Long story short: Industrialisation killed so many jobs… but in reality the people still working suddenly made enough to provide for the rest because of massive production gains (and so children didn’t need to work anymore, women could stay home and raise the kids etc). Automation killed so many jobs, yet again the actual productivity per capita massively increased. In general development of tech but also society happened and increased life expectancy as well as productivity side by side. And now we are talking about the impact of AI. Guess what… the problem is again not AI. It’s having changed the system to the point where workers get exactly nothing from productivity gains because we need to push imaginary stock market numbers and shareholder profits instead. Well done Reagan, Mulroney, Thatcher, Mitterand, Kohl and countless others…
I.e. Capitalism.
Not that would be sad with it gone, but we had capitalism decades ago and the system still worked for the most parts. It’s the neoliberal lunacy pushed on us since the 80s/90s (depending on country).

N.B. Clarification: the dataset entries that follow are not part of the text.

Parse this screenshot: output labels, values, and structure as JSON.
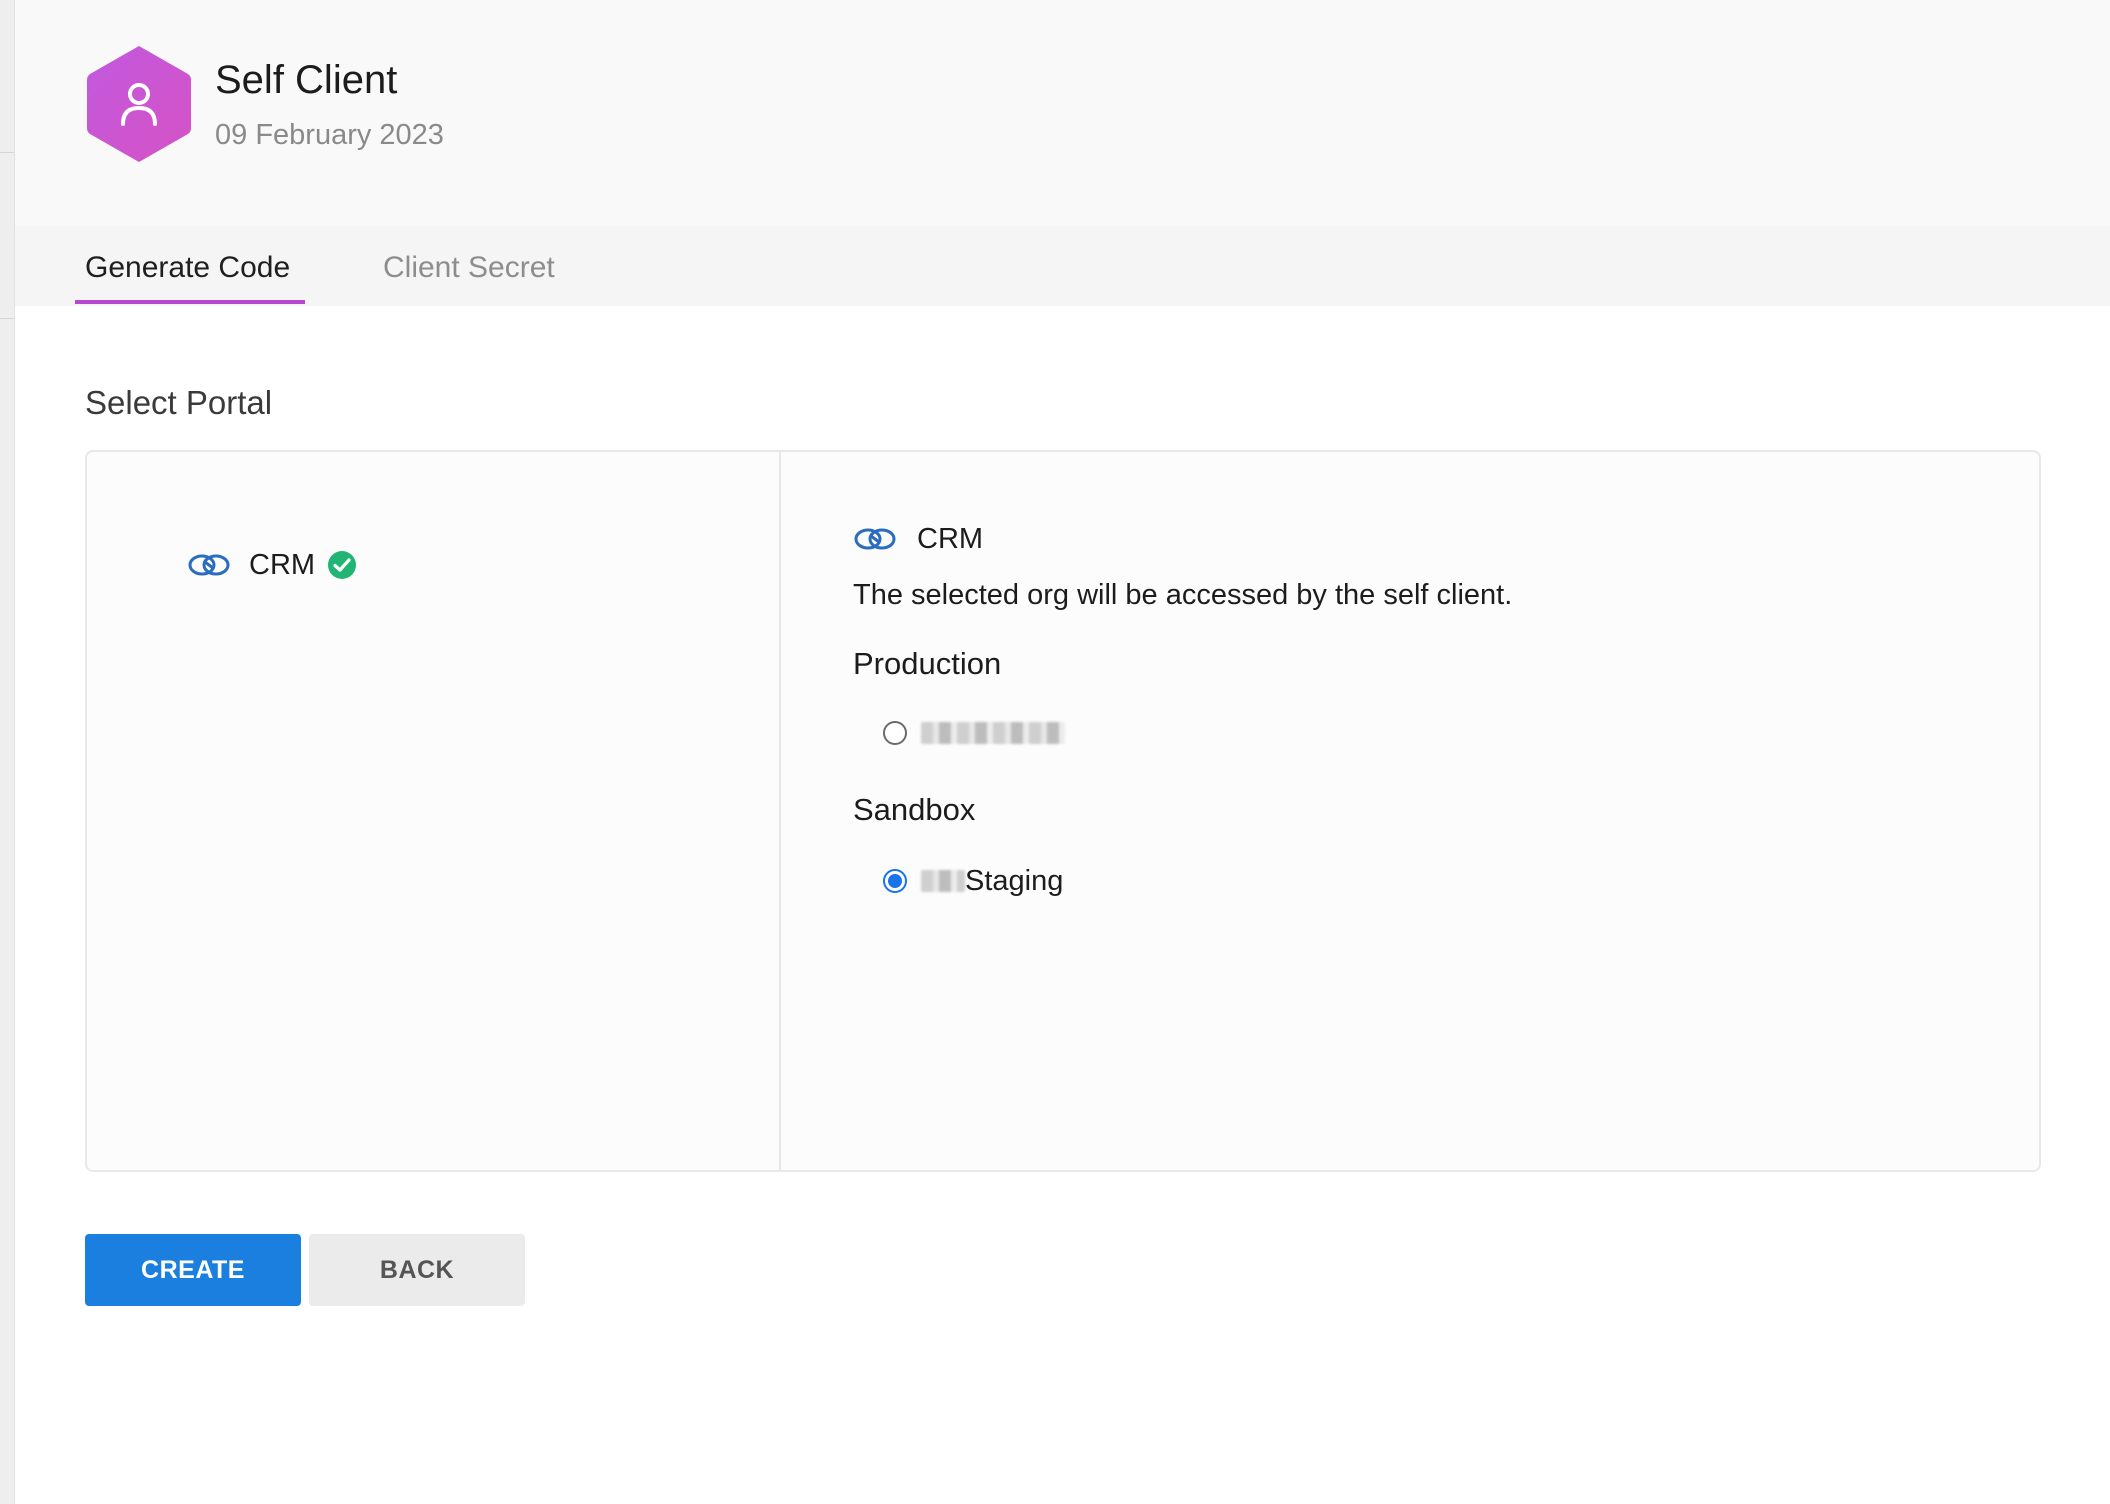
{
  "header": {
    "title": "Self Client",
    "date": "09 February 2023",
    "avatar_icon": "user-icon",
    "avatar_color": "#c84fd8"
  },
  "tabs": [
    {
      "label": "Generate Code",
      "active": true
    },
    {
      "label": "Client Secret",
      "active": false
    }
  ],
  "accent_color": "#b748d2",
  "section": {
    "title": "Select Portal"
  },
  "portals": [
    {
      "label": "CRM",
      "icon": "crm-link-icon",
      "status_icon": "check-circle-icon",
      "selected": true
    }
  ],
  "detail": {
    "portal_label": "CRM",
    "description": "The selected org will be accessed by the self client.",
    "groups": [
      {
        "label": "Production",
        "options": [
          {
            "label": "",
            "checked": false
          }
        ]
      },
      {
        "label": "Sandbox",
        "options": [
          {
            "label": "Staging",
            "checked": true
          }
        ]
      }
    ]
  },
  "actions": {
    "create_label": "CREATE",
    "back_label": "BACK",
    "primary_color": "#1b7fe0"
  }
}
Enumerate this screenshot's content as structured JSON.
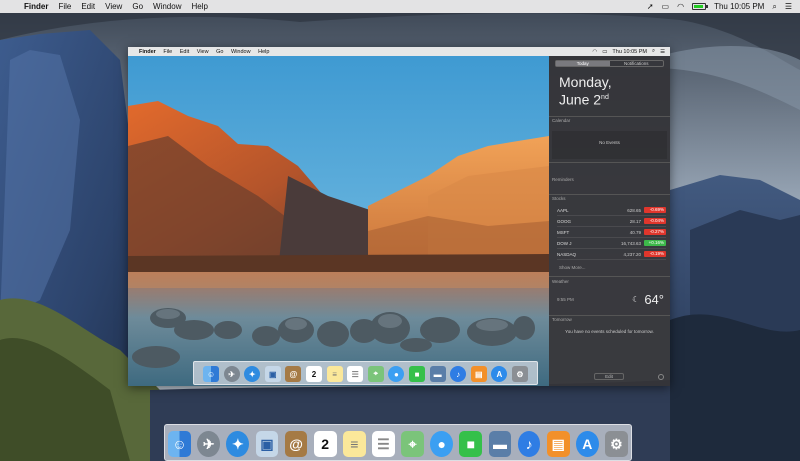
{
  "menubar": {
    "apple_symbol": "",
    "items": [
      "Finder",
      "File",
      "Edit",
      "View",
      "Go",
      "Window",
      "Help"
    ],
    "datetime": "Thu 10:05 PM"
  },
  "inner_menubar": {
    "apple_symbol": "",
    "items": [
      "Finder",
      "File",
      "Edit",
      "View",
      "Go",
      "Window",
      "Help"
    ],
    "datetime": "Thu 10:05 PM"
  },
  "notification_center": {
    "tabs": [
      "Today",
      "Notifications"
    ],
    "active_tab": "Today",
    "date_line1": "Monday,",
    "date_line2": "June 2",
    "date_suffix": "nd",
    "calendar": {
      "title": "Calendar",
      "empty_text": "No Events"
    },
    "reminders": {
      "title": "Reminders"
    },
    "stocks": {
      "title": "Stocks",
      "rows": [
        {
          "symbol": "AAPL",
          "price": "628.65",
          "change": "-0.69%",
          "direction": "neg"
        },
        {
          "symbol": "GOOG",
          "price": "28.17",
          "change": "-0.04%",
          "direction": "neg"
        },
        {
          "symbol": "MSFT",
          "price": "40.79",
          "change": "-0.27%",
          "direction": "neg"
        },
        {
          "symbol": "DOW J",
          "price": "16,743.63",
          "change": "+0.16%",
          "direction": "pos"
        },
        {
          "symbol": "NASDAQ",
          "price": "4,237.20",
          "change": "-0.19%",
          "direction": "neg"
        }
      ],
      "show_more": "Show More..."
    },
    "weather": {
      "title": "Weather",
      "location": "9:55 PM",
      "temperature": "64°"
    },
    "tomorrow": {
      "title": "Tomorrow",
      "text": "You have no events scheduled for tomorrow."
    },
    "edit_button": "Edit"
  },
  "calendar_icon_day": "2",
  "colors": {
    "nc_background": "#343438",
    "stock_negative": "#e0362c",
    "stock_positive": "#3db84a",
    "sky": "#5aa9d8"
  },
  "dock_icons": [
    "finder-icon",
    "launchpad-icon",
    "safari-icon",
    "photo-icon",
    "contacts-icon",
    "calendar-icon",
    "notes-icon",
    "reminders-icon",
    "maps-icon",
    "messages-icon",
    "facetime-icon",
    "iphoto-icon",
    "itunes-icon",
    "ibooks-icon",
    "app-store-icon",
    "system-preferences-icon"
  ]
}
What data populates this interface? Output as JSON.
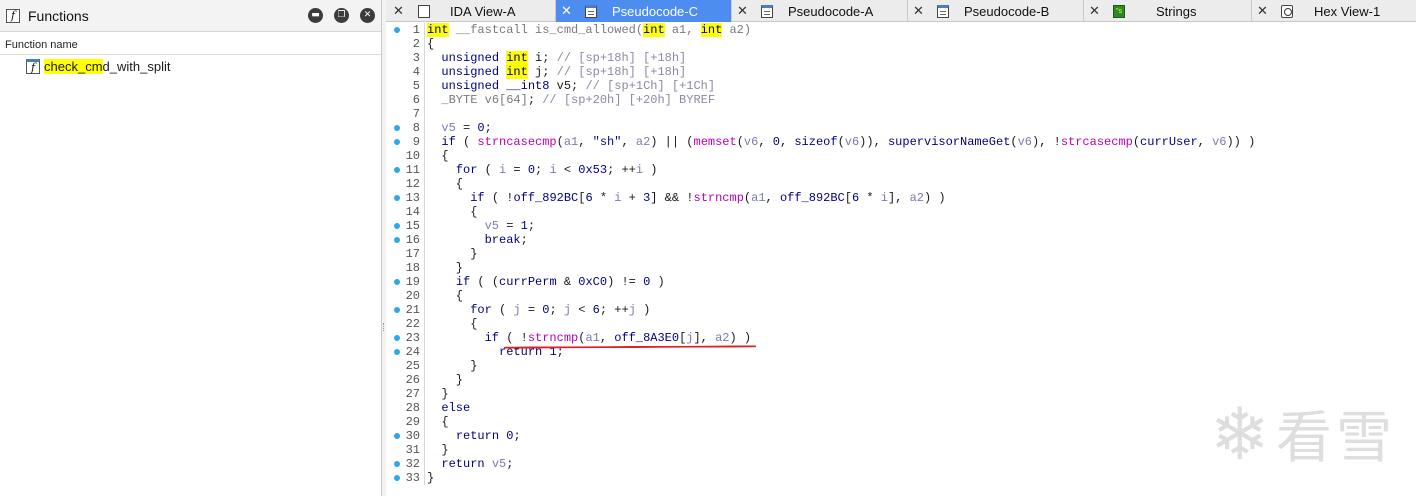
{
  "functions_panel": {
    "title": "Functions",
    "icon": "function-icon",
    "window_buttons": [
      "minimize-icon",
      "restore-icon",
      "close-icon"
    ],
    "column_header": "Function name",
    "items": [
      {
        "name": "check_cmd_with_split",
        "highlight": "check_cm",
        "rest": "d_with_split"
      }
    ]
  },
  "tabs": [
    {
      "label": "IDA View-A",
      "icon": "ida-view-icon",
      "active": false
    },
    {
      "label": "Pseudocode-C",
      "icon": "pseudocode-icon",
      "active": true
    },
    {
      "label": "Pseudocode-A",
      "icon": "pseudocode-icon",
      "active": false
    },
    {
      "label": "Pseudocode-B",
      "icon": "pseudocode-icon",
      "active": false
    },
    {
      "label": "Strings",
      "icon": "strings-icon",
      "active": false
    },
    {
      "label": "Hex View-1",
      "icon": "hex-view-icon",
      "active": false
    }
  ],
  "code": {
    "line_numbers": [
      "1",
      "2",
      "3",
      "4",
      "5",
      "6",
      "7",
      "8",
      "9",
      "10",
      "11",
      "12",
      "13",
      "14",
      "15",
      "16",
      "17",
      "18",
      "19",
      "20",
      "21",
      "22",
      "23",
      "24",
      "25",
      "26",
      "27",
      "28",
      "29",
      "30",
      "31",
      "32",
      "33"
    ],
    "breakpoint_lines": [
      1,
      8,
      9,
      11,
      13,
      15,
      16,
      19,
      21,
      23,
      24,
      30,
      32,
      33
    ],
    "colors": {
      "keyword": "#000080",
      "comment": "#8a8aa8",
      "variable": "#7b7bb0",
      "function": "#bb00bb",
      "highlight": "#ffff00",
      "underline": "#e02020",
      "active_tab": "#4d8df0",
      "dot": "#2fa6e6"
    }
  },
  "watermark": {
    "icon": "snowflake-icon",
    "text": "看雪"
  }
}
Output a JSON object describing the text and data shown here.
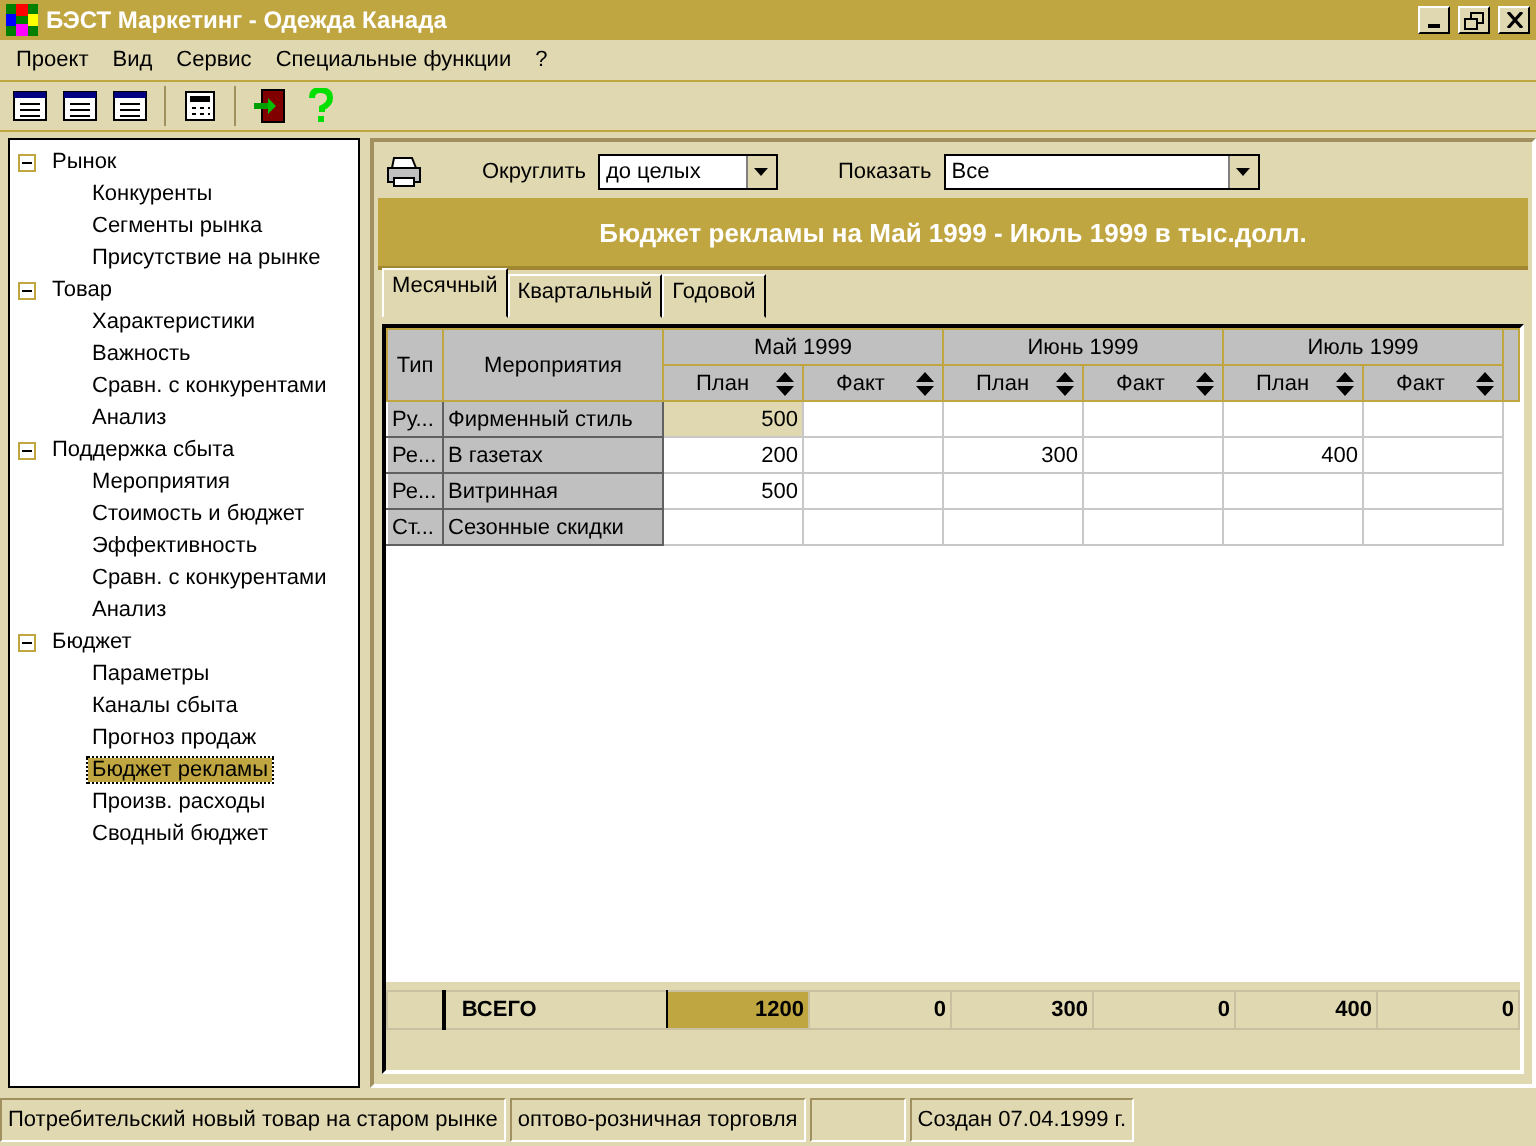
{
  "window": {
    "title": "БЭСТ Маркетинг - Одежда Канада"
  },
  "menu": [
    "Проект",
    "Вид",
    "Сервис",
    "Специальные функции",
    "?"
  ],
  "tree": [
    {
      "label": "Рынок",
      "expanded": true,
      "children": [
        {
          "label": "Конкуренты",
          "selected": false
        },
        {
          "label": "Сегменты рынка",
          "selected": false
        },
        {
          "label": "Присутствие на рынке",
          "selected": false
        }
      ]
    },
    {
      "label": "Товар",
      "expanded": true,
      "children": [
        {
          "label": "Характеристики",
          "selected": false
        },
        {
          "label": "Важность",
          "selected": false
        },
        {
          "label": "Сравн. с конкурентами",
          "selected": false
        },
        {
          "label": "Анализ",
          "selected": false
        }
      ]
    },
    {
      "label": "Поддержка сбыта",
      "expanded": true,
      "children": [
        {
          "label": "Мероприятия",
          "selected": false
        },
        {
          "label": "Стоимость и бюджет",
          "selected": false
        },
        {
          "label": "Эффективность",
          "selected": false
        },
        {
          "label": "Сравн. с конкурентами",
          "selected": false
        },
        {
          "label": "Анализ",
          "selected": false
        }
      ]
    },
    {
      "label": "Бюджет",
      "expanded": true,
      "children": [
        {
          "label": "Параметры",
          "selected": false
        },
        {
          "label": "Каналы сбыта",
          "selected": false
        },
        {
          "label": "Прогноз продаж",
          "selected": false
        },
        {
          "label": "Бюджет рекламы",
          "selected": true
        },
        {
          "label": "Произв. расходы",
          "selected": false
        },
        {
          "label": "Сводный бюджет",
          "selected": false
        }
      ]
    }
  ],
  "filters": [
    {
      "label": "Округлить",
      "value": "до целых"
    },
    {
      "label": "Показать",
      "value": "Все"
    }
  ],
  "report_title": "Бюджет рекламы на Май 1999 - Июль 1999 в тыс.долл.",
  "tabs": [
    {
      "label": "Месячный",
      "selected": true
    },
    {
      "label": "Квартальный",
      "selected": false
    },
    {
      "label": "Годовой",
      "selected": false
    }
  ],
  "table": {
    "columns": [
      "Тип",
      "Мероприятия"
    ],
    "months": [
      {
        "label": "Май 1999",
        "columns": [
          "План",
          "Факт"
        ]
      },
      {
        "label": "Июнь 1999",
        "columns": [
          "План",
          "Факт"
        ]
      },
      {
        "label": "Июль 1999",
        "columns": [
          "План",
          "Факт"
        ]
      }
    ],
    "rows": [
      {
        "type": "Ру...",
        "name": "Фирменный стиль",
        "cells": [
          {
            "text": "500",
            "selected": true
          },
          {
            "selected": false
          },
          {
            "selected": false
          },
          {
            "selected": false
          },
          {
            "selected": false
          },
          {
            "selected": false
          }
        ]
      },
      {
        "type": "Ре...",
        "name": "В газетах",
        "cells": [
          {
            "text": "200",
            "selected": false
          },
          {
            "selected": false
          },
          {
            "text": "300",
            "selected": false
          },
          {
            "selected": false
          },
          {
            "text": "400",
            "selected": false
          },
          {
            "selected": false
          }
        ]
      },
      {
        "type": "Ре...",
        "name": "Витринная",
        "cells": [
          {
            "text": "500",
            "selected": false
          },
          {
            "selected": false
          },
          {
            "selected": false
          },
          {
            "selected": false
          },
          {
            "selected": false
          },
          {
            "selected": false
          }
        ]
      },
      {
        "type": "Ст...",
        "name": "Сезонные скидки",
        "cells": [
          {
            "selected": false
          },
          {
            "selected": false
          },
          {
            "selected": false
          },
          {
            "selected": false
          },
          {
            "selected": false
          },
          {
            "selected": false
          }
        ]
      }
    ],
    "total": {
      "label": "ВСЕГО",
      "cells": [
        {
          "text": "1200",
          "selected": true
        },
        {
          "text": "0",
          "selected": false
        },
        {
          "text": "300",
          "selected": false
        },
        {
          "text": "0",
          "selected": false
        },
        {
          "text": "400",
          "selected": false
        },
        {
          "text": "0",
          "selected": false
        }
      ]
    }
  },
  "status_bar": [
    {
      "kind": "text",
      "text": "Потребительский новый товар на старом рынке"
    },
    {
      "kind": "text",
      "text": "оптово-розничная торговля"
    },
    {
      "kind": "blank"
    },
    {
      "kind": "text",
      "text": "Создан 07.04.1999 г."
    }
  ]
}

That’s kind of like saying that your untreated cancer was fine a year ago because you were healthy for the most part.
You’re obviously not a third worlder and you don’t know a thing about the international division of labor.
Yes, when I’m talking about automation from the industrial revolution to the development of AI, the third world is obviously not the focus.
From your answer I think labor in general isn’t either. A Tuesday for any liberal really.